Dr. Droessler will ask the appropriate questions specific to your condition. He will gather all the necessary information of not only your present complaints but also past health issues, accidents, surgeries, medications, dietary lifestyle and your previous treatment for the condition. This detailed assessment helps the doctor in determining the best place to start when treating your condition.
Dr. Droessler will use a highly sensitive heat detection instrument called a Nervoscope. It enables him to key in on those areas of increased temperature due to the hyperemia (increased blood flow) at the site of the subluxation.
This is a process in which each spinal joint is palpated (touched by the doctor’s fingers) for tenderness, tight muscles and edema (swelling) which are present with a subluxation.
This portion of the exam involves the doctor palpating each segment and through either active or passive participation on the patient’s part, the spinal vertebrae are put through all three axes (directions) of normal motion to determine if there is a deficiency in any or all of the movements. If there is, the joint is “fixated”.
You will be tested for balance, eye movement, smell, vision, hearing etc. and such routine things as your arm and leg reflexes. Since the chiropractor works with the nervous system via the spinal column, these baseline assessments should be made.
Full Spine Xrays
The spine is one neurological and musculoskeletal kinetic chain. That is, it all works together. Any one subluxation can produce your symptom or prevent your primary area of pain from responding or resolving no matter where it is located.
Typically, where you hurt a subluxation will be present. Strange as it may seem, conditions such as sciatica (pain down one’s leg that usually is caused from a lower back condition) may be caused by a subluxation in your neck and migraine headaches could be caused by a subluxation in your lower back!
The Gonstead chiropractor looks at the “whole picure” not just the part that hurts. Full spine films involve the standing, that is, weight bearing position because the body operates on two legs, stress to the spinal joints is best evaluated upright. Spinal curvatures (scoliosis) appear different standing than laying down. The pelvis also presents different weight bearing than laying down.

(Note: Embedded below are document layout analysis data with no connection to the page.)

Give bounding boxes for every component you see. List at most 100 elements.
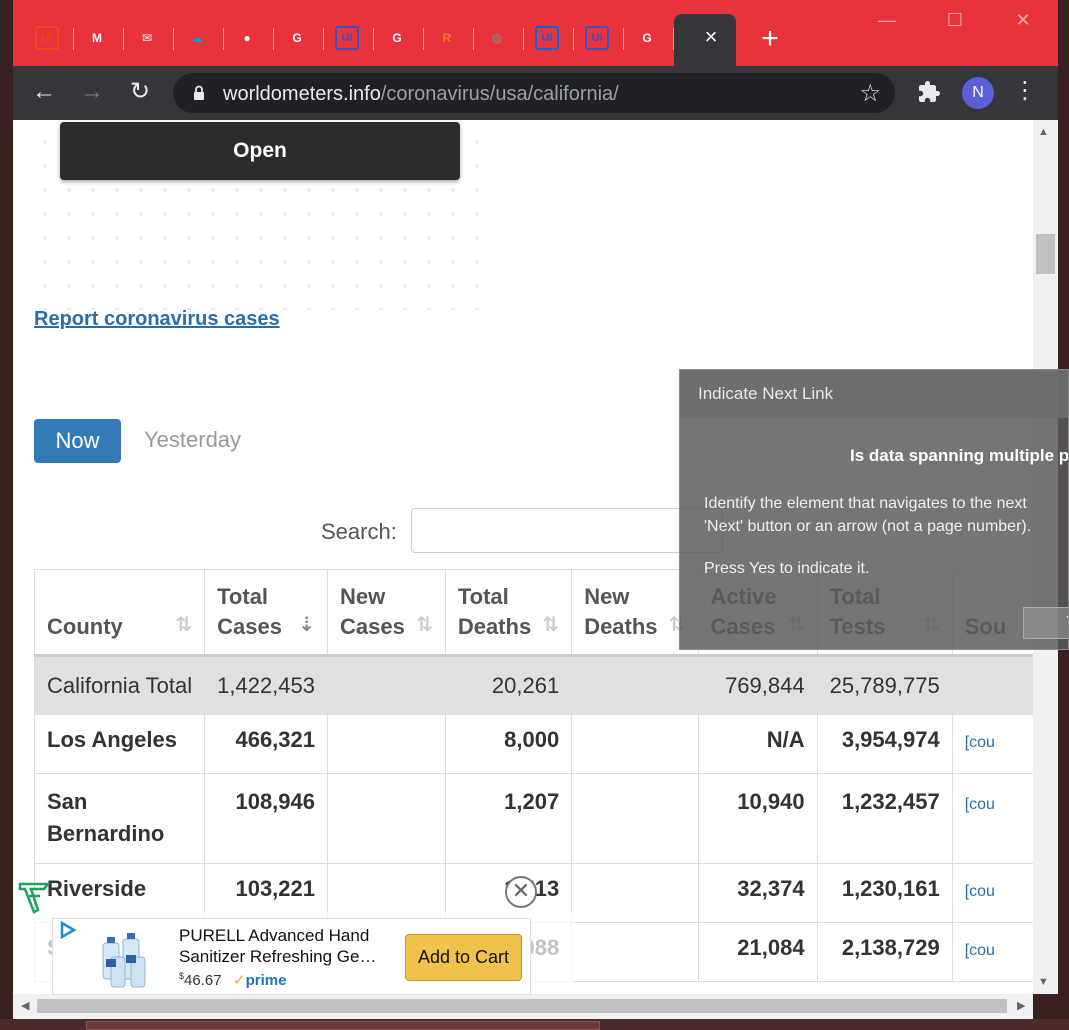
salesforce-icon[interactable]: ☁	[185, 26, 209, 50]
column-header-label: Total Cases	[217, 584, 282, 639]
maximize-icon[interactable]: ☐	[945, 10, 965, 31]
google-icon[interactable]: G	[635, 26, 659, 50]
scroll-right-arrow-icon[interactable]: ▶	[1017, 999, 1025, 1012]
cell-source: [cou	[951, 773, 1033, 864]
url-text: worldometers.info/coronavirus/usa/califo…	[223, 83, 619, 106]
menu-kebab-icon[interactable]: ⋮	[1013, 76, 1037, 105]
tab-separator	[223, 28, 224, 50]
source-link[interactable]: [cou	[965, 796, 995, 813]
scroll-down-arrow-icon[interactable]: ▼	[1038, 976, 1049, 988]
mail-icon[interactable]: ✉	[135, 26, 159, 50]
cell-total-cases: 108,946	[204, 773, 328, 864]
product-image[interactable]	[97, 929, 161, 989]
minimize-icon[interactable]: —	[877, 10, 897, 31]
ad-product-title[interactable]: PURELL Advanced Hand Sanitizer Refreshin…	[179, 925, 376, 967]
tab-now[interactable]: Now	[34, 419, 121, 463]
cell-total-tests: 3,954,974	[816, 714, 953, 774]
globe-icon[interactable]: ◍	[485, 26, 509, 50]
total-row: California Total 1,422,453 20,261 769,844 25…	[33, 655, 1033, 715]
scroll-up-arrow-icon[interactable]: ▲	[1038, 126, 1049, 138]
sort-desc-icon[interactable]: ⇣	[298, 610, 315, 640]
tab-yesterday[interactable]: Yesterday	[144, 427, 241, 453]
cell-total-deaths: 1,207	[444, 773, 573, 864]
search-input[interactable]	[411, 508, 723, 553]
open-button[interactable]: Open	[60, 122, 460, 180]
column-header[interactable]: Total Deaths ⇅	[444, 569, 573, 657]
cell-new-cases	[327, 655, 446, 715]
vertical-scroll-thumb[interactable]	[1036, 234, 1055, 274]
horizontal-scroll-thumb[interactable]	[37, 999, 1007, 1013]
cell-new-deaths	[571, 773, 699, 864]
cell-source: [cou	[951, 863, 1033, 923]
ad-title-line2: Sanitizer Refreshing Ge…	[179, 947, 377, 966]
gmail-icon[interactable]: M	[85, 26, 109, 50]
cell-new-deaths	[571, 922, 699, 982]
uipath-icon[interactable]: Ui	[335, 26, 359, 50]
forward-icon[interactable]: →	[78, 78, 106, 106]
cell-total-cases: 466,321	[204, 714, 328, 774]
extensions-puzzle-icon[interactable]	[917, 80, 941, 104]
dialog-question: Is data spanning multiple pa	[850, 446, 1069, 465]
sort-icon[interactable]: ⇅	[416, 610, 433, 640]
tab-separator	[523, 28, 524, 50]
taskbar-item[interactable]	[86, 1021, 600, 1030]
ad-network-logo-icon[interactable]	[18, 880, 52, 914]
tab-separator	[423, 28, 424, 50]
url-host: worldometers.info	[223, 83, 381, 105]
cell-active-cases: 10,940	[697, 773, 818, 864]
source-link[interactable]: [cou	[965, 883, 995, 900]
tab-separator	[473, 28, 474, 50]
sort-icon[interactable]: ⇅	[542, 610, 559, 640]
uipath-icon[interactable]: Ui	[535, 26, 559, 50]
column-header[interactable]: New Cases ⇅	[327, 569, 446, 657]
table-row: Los Angeles 466,321 8,000 N/A 3,954,974 [cou	[33, 714, 1033, 774]
browser-window: Ui M ✉ ☁ ● G Ui G R ◍ Ui Ui G × + — ☐ ✕ ← → ↻ worldo…	[0, 0, 1069, 1030]
r-icon[interactable]: R	[435, 26, 459, 50]
scroll-left-arrow-icon[interactable]: ◀	[21, 999, 29, 1012]
source-link[interactable]: [cou	[965, 942, 995, 959]
reload-icon[interactable]: ↻	[126, 78, 154, 106]
tab-separator	[623, 28, 624, 50]
google-icon[interactable]: G	[285, 26, 309, 50]
back-icon[interactable]: ←	[30, 78, 58, 106]
uipath-icon[interactable]: Ui	[585, 26, 609, 50]
cell-new-cases	[327, 714, 446, 774]
report-cases-link[interactable]: Report coronavirus cases	[34, 308, 280, 331]
prime-badge: ✓prime	[233, 971, 286, 989]
column-header[interactable]: Total Cases ⇣	[204, 569, 328, 657]
google-icon[interactable]: G	[385, 26, 409, 50]
cell-total-tests: 2,138,729	[816, 922, 953, 982]
adchoices-icon[interactable]	[59, 921, 77, 939]
cell-new-deaths	[571, 863, 699, 923]
github-icon[interactable]: ●	[235, 26, 259, 50]
add-to-cart-button[interactable]: Add to Cart	[405, 934, 522, 981]
tab-separator	[323, 28, 324, 50]
column-header[interactable]: County ⇅	[33, 569, 206, 657]
horizontal-scrollbar[interactable]: ◀ ▶	[13, 994, 1033, 1019]
yes-button[interactable]: Y	[1023, 607, 1068, 639]
sort-icon[interactable]: ⇅	[175, 610, 192, 640]
ad-price: $46.67	[179, 971, 222, 989]
product-ad[interactable]: PURELL Advanced Hand Sanitizer Refreshin…	[52, 918, 531, 995]
ad-close-icon[interactable]: ✕	[505, 876, 537, 908]
table-row: San Bernardino 108,946 1,207 10,940 1,232,45…	[33, 773, 1033, 864]
address-bar[interactable]: worldometers.info/coronavirus/usa/califo…	[173, 73, 895, 113]
bookmark-star-icon[interactable]: ☆	[859, 79, 881, 108]
cell-county: San Bernardino	[33, 773, 206, 864]
uipath-icon[interactable]: Ui	[35, 26, 59, 50]
cell-source: [cou	[951, 714, 1033, 774]
cell-new-deaths	[571, 655, 699, 715]
close-tab-icon[interactable]: ×	[699, 24, 723, 50]
cell-total-tests: 25,789,775	[816, 655, 953, 715]
cell-source	[951, 655, 1033, 715]
tab-separator	[173, 28, 174, 50]
source-link[interactable]: [cou	[965, 734, 995, 751]
cell-total-deaths: 8,000	[444, 714, 573, 774]
url-path: /coronavirus/usa/california/	[380, 83, 619, 105]
cell-new-cases	[327, 773, 446, 864]
new-tab-button[interactable]: +	[757, 22, 783, 56]
tab-strip: Ui M ✉ ☁ ● G Ui G R ◍ Ui Ui G × + — ☐ ✕	[13, 0, 1058, 66]
cell-total-cases: 1,422,453	[204, 655, 328, 715]
profile-avatar[interactable]: N	[962, 77, 994, 109]
window-close-icon[interactable]: ✕	[1013, 10, 1033, 31]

The films are taken with a total of three exposures. The frontal view is taken in one piece. This is the ONLY way to determine exactly how many vertebrae you have. Yes, people do not all have the same amount of spinal segments. The typical number are: cervical (neck) 7; thoracic (mid back with ribs) 12, some patients have 11 others 13; lumbar (low back) 5, some patients have 4 others 6. Since the Gonstead doctor wants to be as specific as possible in analysis and treatment, this information is vital in order to avoid adjusting the wrong segment when counting by palpation to the exact vertebral subluxation.
While this differential may not occur very often in the human population to matter to many practitioners, it would certainly matter to the patient who got the wrong segment adjusted due to a lack of complete information. Another reason for taking one frontal view is to assist in determining whether the upper neck is balanced over the center of the pelvis.
This information is necessary to evaluate the appropriateness of applying a lift in one’s shoe for spinal stability or part of the treatment for scoliosis. All required measures are taken to insure the exposures are taken with the least amount of radiation via the use of high speed screens, collimation, gonadal shielding and automatic chemical processing.